# Where am I likely to leak if I switch to Synthetic?



## hav0c (Mar 2, 2012)

I have a Jetta with a 12v VR6 that hasn't ran for over 3 years. I have no clue as to what oil it was running, synthetic or conventional. 

It has 106,000 miles. I know switching to synthetic at higher mileage can cause leaks, but it's also better for our engines. So I have a dilemma. I don't want to spring leaks everywhere, but I want this thing to last once I get it going. 

Worst case scenario, where am I likely to get leaks? Head gasket, valve cover gasket, anywhere else? I need some opinions, is switching to synthetic worth the possible oil leak repairs in the future?


----------



## Apexxx (Nov 10, 2011)

Chemically, there isn't any difference between "synthetic" and dino oils anymore like there was when PAO was the typical base oil in synthetics. PAO does and did shrink seals, so esters were added to counteract the shrinking. PAO isn't used any longer, with few exceptions. Dino oil and the hydrocracked derivatives are basically seal-neutral, and all API oils pass a seal compatibility test.

Seals can be damaged from becoming varnished-over from the inside and drying out. Varnish can be dissolved away, rewetting the seal and stopping the temporary leak.

So, no, it doesn't matter, even if synth oil was used before. HiMiles oils work effectively, pick a brand you like and start w/a 10w-30. Go up or down from there depending on climate and consumption. VR6 runs hot, so keep an eye on oil temps. If you exceed +100c, move up to a 40 weight. 

If I had to pick, I'd grab the Shell Rotella 10w-30 HD Semi-Synth, WalMart has it. It's a thick 30, plenty of additives like the old engine designs require. If you really prefer synth, the Mobil 1 High Miles is essentially made for euro engines. 

Since it hasn't run in a while, and the history is unknown, a few short runs of cheap HD oil is a good start.

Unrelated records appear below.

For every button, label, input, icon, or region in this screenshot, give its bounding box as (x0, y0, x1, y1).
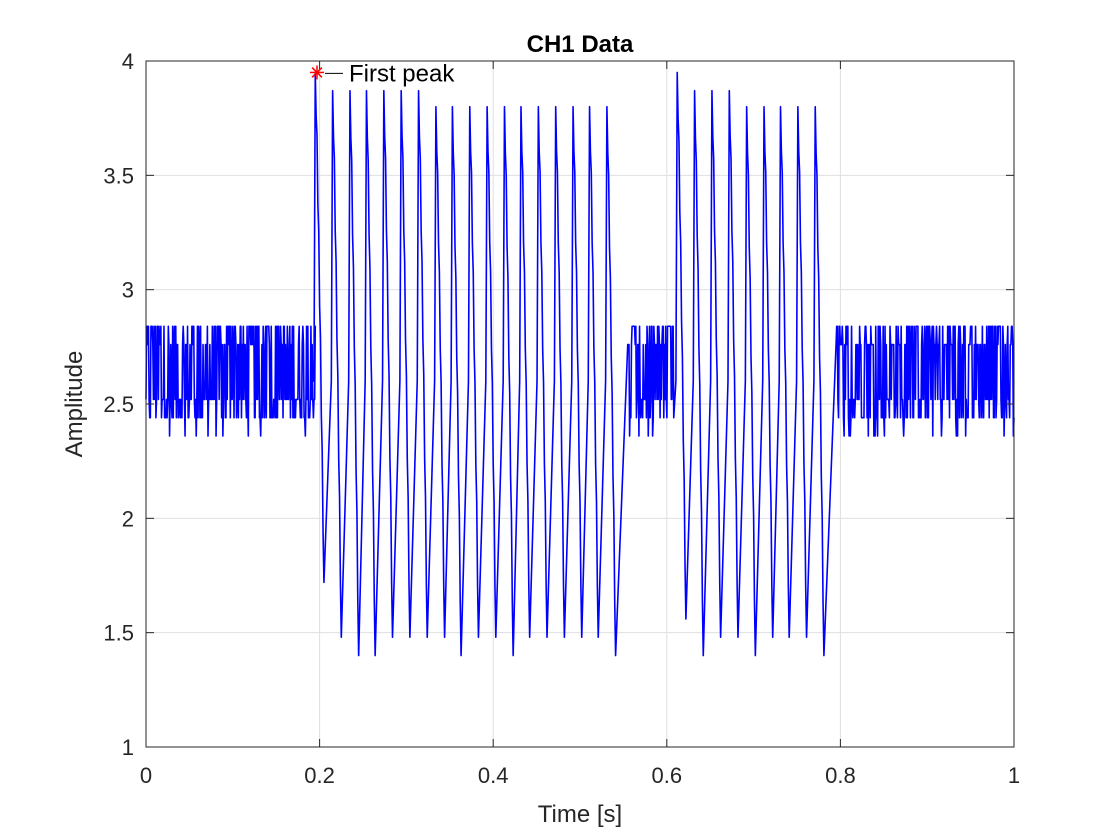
x-tick-label: 0 (140, 763, 152, 788)
x-tick-label: 0.4 (478, 763, 509, 788)
y-tick-label: 2 (122, 506, 134, 531)
x-tick-label: 1 (1008, 763, 1020, 788)
y-tick-label: 3 (122, 278, 134, 303)
y-tick-label: 3.5 (103, 163, 134, 188)
series-layer (145, 71, 1015, 657)
y-tick-label: 2.5 (103, 392, 134, 417)
x-axis-label: Time [s] (538, 801, 622, 828)
y-tick-label: 1.5 (103, 621, 134, 646)
annotations: First peak (309, 60, 455, 87)
first-peak-marker (309, 65, 324, 80)
chart-title: CH1 Data (527, 31, 634, 58)
x-tick-label: 0.2 (304, 763, 335, 788)
ticks: 0 0.2 0.4 0.6 0.8 1 1 1.5 2 2.5 3 3.5 4 (103, 49, 1020, 788)
y-tick-label: 1 (122, 735, 134, 760)
y-axis-label: Amplitude (61, 351, 88, 458)
y-tick-label: 4 (122, 49, 134, 74)
x-tick-label: 0.6 (652, 763, 683, 788)
x-tick-label: 0.8 (825, 763, 856, 788)
series-line-ch1 (145, 71, 1015, 657)
annotation-label: First peak (349, 60, 455, 87)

Maybe toss in a quart of kero (or ideally biodiesel) in the oil before you change it, idling for 10 minutes and dump it. Intake cleaning and esp a piston soak, along with a PCV check-up or modification. 

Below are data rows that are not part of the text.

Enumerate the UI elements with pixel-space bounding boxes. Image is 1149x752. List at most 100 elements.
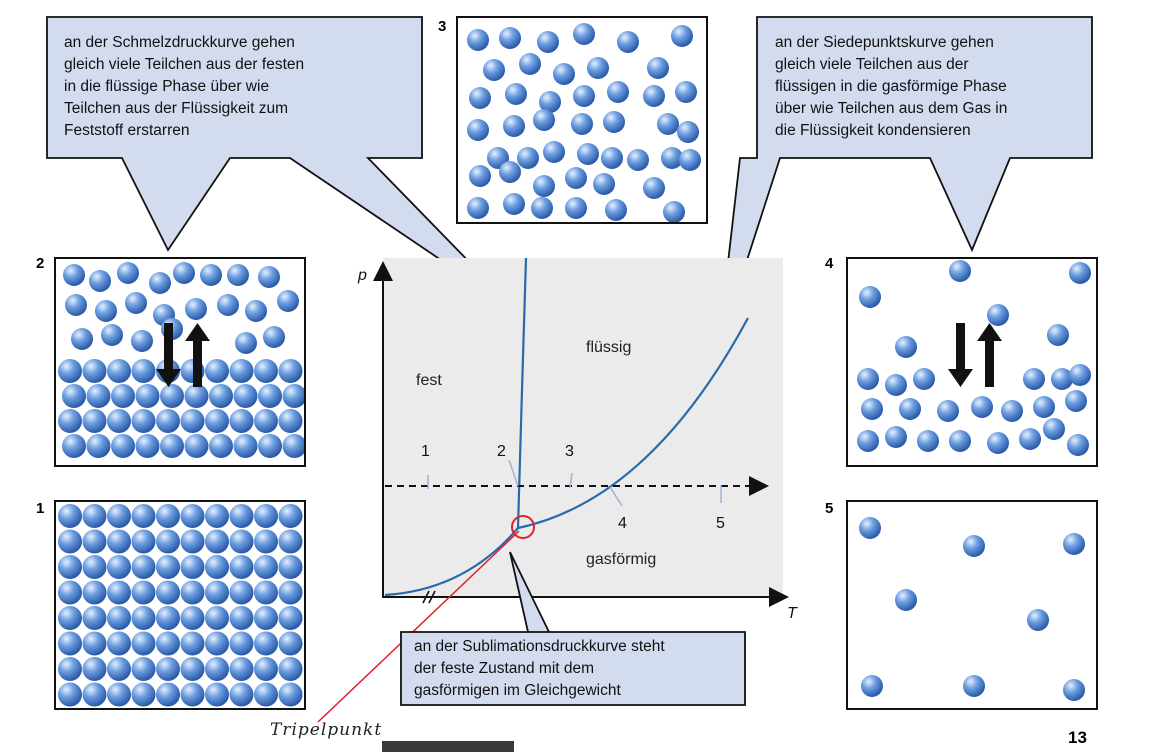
particle [82, 359, 107, 383]
particle [160, 434, 184, 458]
panel-5-particles [859, 517, 1085, 701]
particle [254, 682, 278, 707]
particle [89, 270, 111, 292]
particle [205, 409, 229, 433]
particle [254, 359, 278, 383]
particle [278, 529, 303, 554]
panel-4-boiling-box [846, 257, 1098, 467]
panel-2-label: 2 [36, 255, 45, 272]
particle [101, 324, 123, 346]
particle [180, 631, 205, 656]
particle [537, 31, 559, 53]
particle [282, 384, 307, 408]
particle [107, 657, 131, 681]
particle [254, 409, 278, 433]
panel-3-label: 3 [438, 18, 447, 35]
panel-4-label: 4 [825, 255, 834, 272]
particle [200, 264, 222, 286]
particle [156, 580, 180, 605]
particle [180, 657, 205, 681]
particle [209, 384, 233, 408]
particle [235, 332, 257, 354]
particle [1043, 418, 1065, 440]
particle [593, 173, 615, 195]
particle [1067, 434, 1089, 456]
particle [111, 434, 135, 458]
particle [156, 529, 180, 554]
boiling-callout-line: an der Siedepunktskurve gehen [775, 34, 994, 51]
particle [573, 85, 595, 107]
particle [917, 430, 939, 452]
particle [71, 328, 93, 350]
mark-4-tick [609, 486, 623, 507]
boiling-callout-line: gleich viele Teilchen aus der [775, 56, 969, 73]
particle [258, 266, 280, 288]
particle [117, 262, 139, 284]
pressure-axis-label: p [357, 267, 367, 284]
particle [254, 657, 278, 681]
particle [278, 409, 303, 433]
particle [82, 504, 107, 528]
particle [185, 298, 207, 320]
particle [184, 434, 209, 458]
particle [82, 631, 107, 656]
particle [277, 290, 299, 312]
panel-1-label: 1 [36, 500, 45, 517]
particle [131, 657, 156, 681]
page-number: 13 [1068, 728, 1087, 747]
sublimation-callout-line: an der Sublimationsdruckkurve steht [414, 638, 665, 655]
melting-callout-line: an der Schmelzdruckkurve gehen [64, 34, 295, 51]
particle [107, 359, 131, 383]
particle [131, 504, 156, 528]
particle [467, 197, 489, 219]
axis-break-icon [422, 590, 436, 604]
particle [987, 304, 1009, 326]
particle [58, 409, 82, 433]
sublimation-callout-line: gasförmigen im Gleichgewicht [414, 682, 621, 699]
particle [58, 631, 82, 656]
particle [263, 326, 285, 348]
equilibrium-arrows-icon [948, 323, 1002, 387]
particle [205, 606, 229, 630]
boiling-callout-line: die Flüssigkeit kondensieren [775, 122, 971, 139]
particle [205, 359, 229, 383]
particle [205, 682, 229, 707]
particle [963, 675, 985, 697]
particle [229, 682, 254, 707]
panel-1-particles [58, 504, 303, 707]
particle [205, 529, 229, 554]
particle [258, 434, 282, 458]
particle [505, 83, 527, 105]
panel-5-label: 5 [825, 500, 834, 517]
particle [62, 384, 86, 408]
particle [180, 580, 205, 605]
particle [156, 657, 180, 681]
particle [107, 529, 131, 554]
particle [82, 409, 107, 433]
particle [601, 147, 623, 169]
melting-callout-line: gleich viele Teilchen aus der festen [64, 56, 305, 73]
particle [107, 504, 131, 528]
particle [949, 260, 971, 282]
particle [180, 504, 205, 528]
mark-5-label: 5 [716, 515, 725, 532]
particle [205, 657, 229, 681]
particle [58, 606, 82, 630]
particle [82, 606, 107, 630]
boiling-curve-callout-bubble [717, 16, 1093, 351]
triple-point-handwritten-label: Tripelpunkt [270, 720, 383, 740]
particle [58, 555, 82, 579]
particle [131, 606, 156, 630]
particle [86, 384, 111, 408]
panel-4-particles [857, 260, 1091, 456]
particle [1069, 262, 1091, 284]
particle [1047, 324, 1069, 346]
particle [156, 682, 180, 707]
particle [180, 529, 205, 554]
particle [533, 109, 555, 131]
particle [895, 336, 917, 358]
particle [278, 580, 303, 605]
particle [233, 384, 258, 408]
particle [229, 504, 254, 528]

Marvel Mystery is a good product for old engines, esp in the gas. Good luck, idk much about VR6.


----------



## Apexxx (Nov 10, 2011)

http://www.valvoline.com/products/consumer-products/motor-oil/higher-mileage-motor-oil/2

"Synthetic oil can be made—synthesized—from many sources, including crude oil. If you see a couple guys in white lab coats wrestling on the ground, they’re probably oil-company chemists arguing the pros and cons of crude-oil-based synthetics versus PAO synthetics.

Here are some of motor oil fallacies that may, or may not, have been true in 1942 or 1982, along with the current truth.
Fallacy

It’s bad for my engine to switch between synthetic and conventional motor oil.
Truth

Today’s synthetics are totally compatible with conventional oil, and other leading synthetics. Switch back and forth all you want. Some who live where temperatures plummet well below zero use synthetic in the winter for its protection during cold starts and extreme temperatures and then switch to lower-priced conventional oil for warmer weather.
Fallacy

Synthetics are bad for engine seals.
Truth

Today’s synthetics are designed to play nice with all engine seals. While 30 years ago some synthetics reacted differently with some engine seals than did conventional motor oil, chemists for oil companies long ago cured that issue."


----------



## hav0c (Mar 2, 2012)

Wow! I guess things have changed a bit. Thanks for bringing me up to speed.:thumbup:


----------



## Apexxx (Nov 10, 2011)

I should add that MaxLife Full Synth is an awesome product, with Euro specs. It's nearly impossible to find though, so I don't mention it much.

The Rotella 10w-30 HD is really a sleeper. A 1st choice for many engines in many ways. 

Guaranteed hit for VR6. 

Glad I could help.


----------